Equivariant 3D-Conditional Diffusion Models for Molecular Linker Design

TL;DR

This paper introduces DiffLinker, a novel E(3)-equivariant 3D diffusion model that designs molecular linkers connecting multiple fragments, automatically determining linker size and attachment points, improving diversity and applicability in drug discovery.

Contribution

The paper presents a new 3D-conditional diffusion model capable of linking multiple fragments and automatically determining linker properties, advancing molecular linker design methods.

Findings

Outperforms existing methods on standard datasets.

Generates more diverse and synthetically-accessible molecules.

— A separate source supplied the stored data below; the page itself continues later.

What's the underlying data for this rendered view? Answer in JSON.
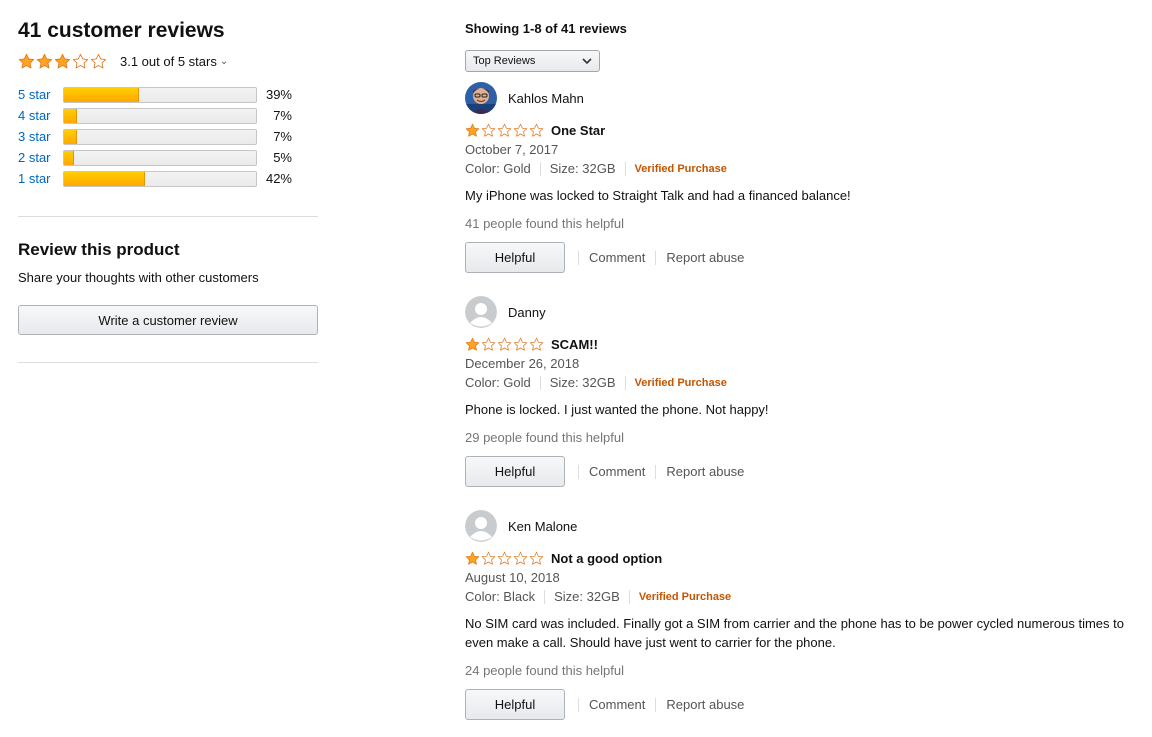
{
  "summary": {
    "title": "41 customer reviews",
    "avg_rating": 3.1,
    "avg_text": "3.1 out of 5 stars",
    "histogram": [
      {
        "label": "5 star",
        "pct_text": "39%",
        "pct": 0.39
      },
      {
        "label": "4 star",
        "pct_text": "7%",
        "pct": 0.07
      },
      {
        "label": "3 star",
        "pct_text": "7%",
        "pct": 0.07
      },
      {
        "label": "2 star",
        "pct_text": "5%",
        "pct": 0.05
      },
      {
        "label": "1 star",
        "pct_text": "42%",
        "pct": 0.42
      }
    ]
  },
  "review_product": {
    "heading": "Review this product",
    "subtext": "Share your thoughts with other customers",
    "button_label": "Write a customer review"
  },
  "list": {
    "showing": "Showing 1-8 of 41 reviews",
    "sort_selected": "Top Reviews"
  },
  "reviews": [
    {
      "name": "Kahlos Mahn",
      "avatar": "profile-photo",
      "rating": 1,
      "title": "One Star",
      "date": "October 7, 2017",
      "color": "Color: Gold",
      "size": "Size: 32GB",
      "verified": "Verified Purchase",
      "body": "My iPhone was locked to Straight Talk and had a financed balance!",
      "helpful_count": "41 people found this helpful",
      "helpful_label": "Helpful",
      "comment_label": "Comment",
      "report_label": "Report abuse"
    },
    {
      "name": "Danny",
      "avatar": "default-avatar",
      "rating": 1,
      "title": "SCAM!!",
      "date": "December 26, 2018",
      "color": "Color: Gold",
      "size": "Size: 32GB",
      "verified": "Verified Purchase",
      "body": "Phone is locked. I just wanted the phone. Not happy!",
      "helpful_count": "29 people found this helpful",
      "helpful_label": "Helpful",
      "comment_label": "Comment",
      "report_label": "Report abuse"
    },
    {
      "name": "Ken Malone",
      "avatar": "default-avatar",
      "rating": 1,
      "title": "Not a good option",
      "date": "August 10, 2018",
      "color": "Color: Black",
      "size": "Size: 32GB",
      "verified": "Verified Purchase",
      "body": "No SIM card was included. Finally got a SIM from carrier and the phone has to be power cycled numerous times to even make a call. Should have just went to carrier for the phone.",
      "helpful_count": "24 people found this helpful",
      "helpful_label": "Helpful",
      "comment_label": "Comment",
      "report_label": "Report abuse"
    }
  ],
  "colors": {
    "star": "#ffa41c",
    "link": "#0066c0",
    "verified": "#c45500"
  }
}
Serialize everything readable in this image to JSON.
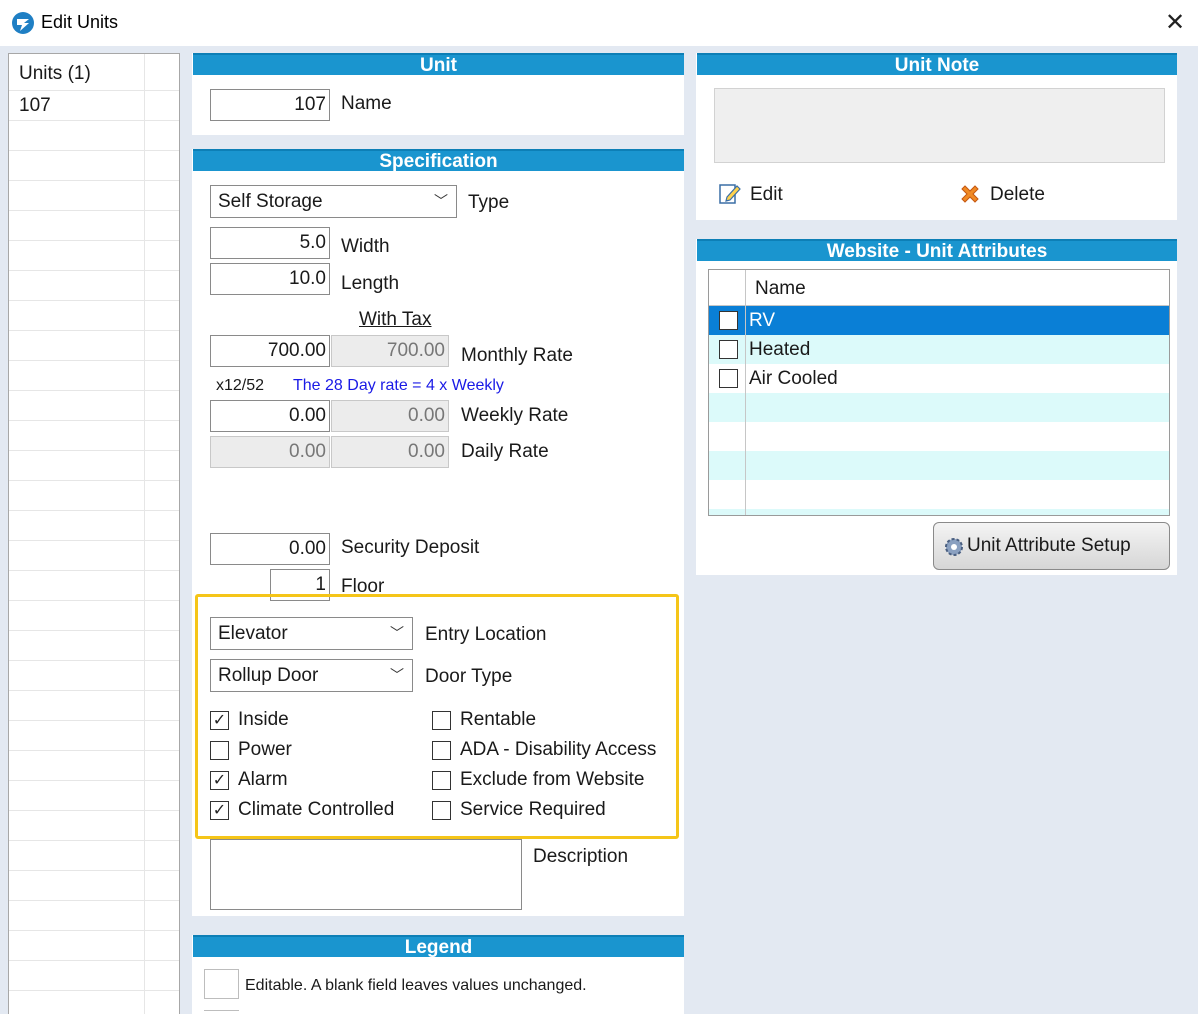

Successfully applies to real-world protein pocket targeting.

Abstract

Fragment-based drug discovery has been an effective paradigm in early-stage drug development. An open challenge in this area is designing linkers between disconnected molecular fragments of interest to obtain chemically-relevant candidate drug molecules. In this work, we propose DiffLinker, an E(3)-equivariant 3D-conditional diffusion model for molecular linker design. Given a set of disconnected fragments, our model places missing atoms in between and designs a molecule incorporating all the initial fragments. Unlike previous approaches that are only able to connect pairs of molecular fragments, our method can link an arbitrary number of fragments. Additionally, the model automatically determines the number of atoms in the linker and its attachment points to the input fragments. We demonstrate that DiffLinker outperforms other methods on the standard datasets generating more diverse and synthetically-accessible molecules. Besides, we experimentally test our method in real-world applications, showing that it can successfully generate valid linkers conditioned on target protein pockets.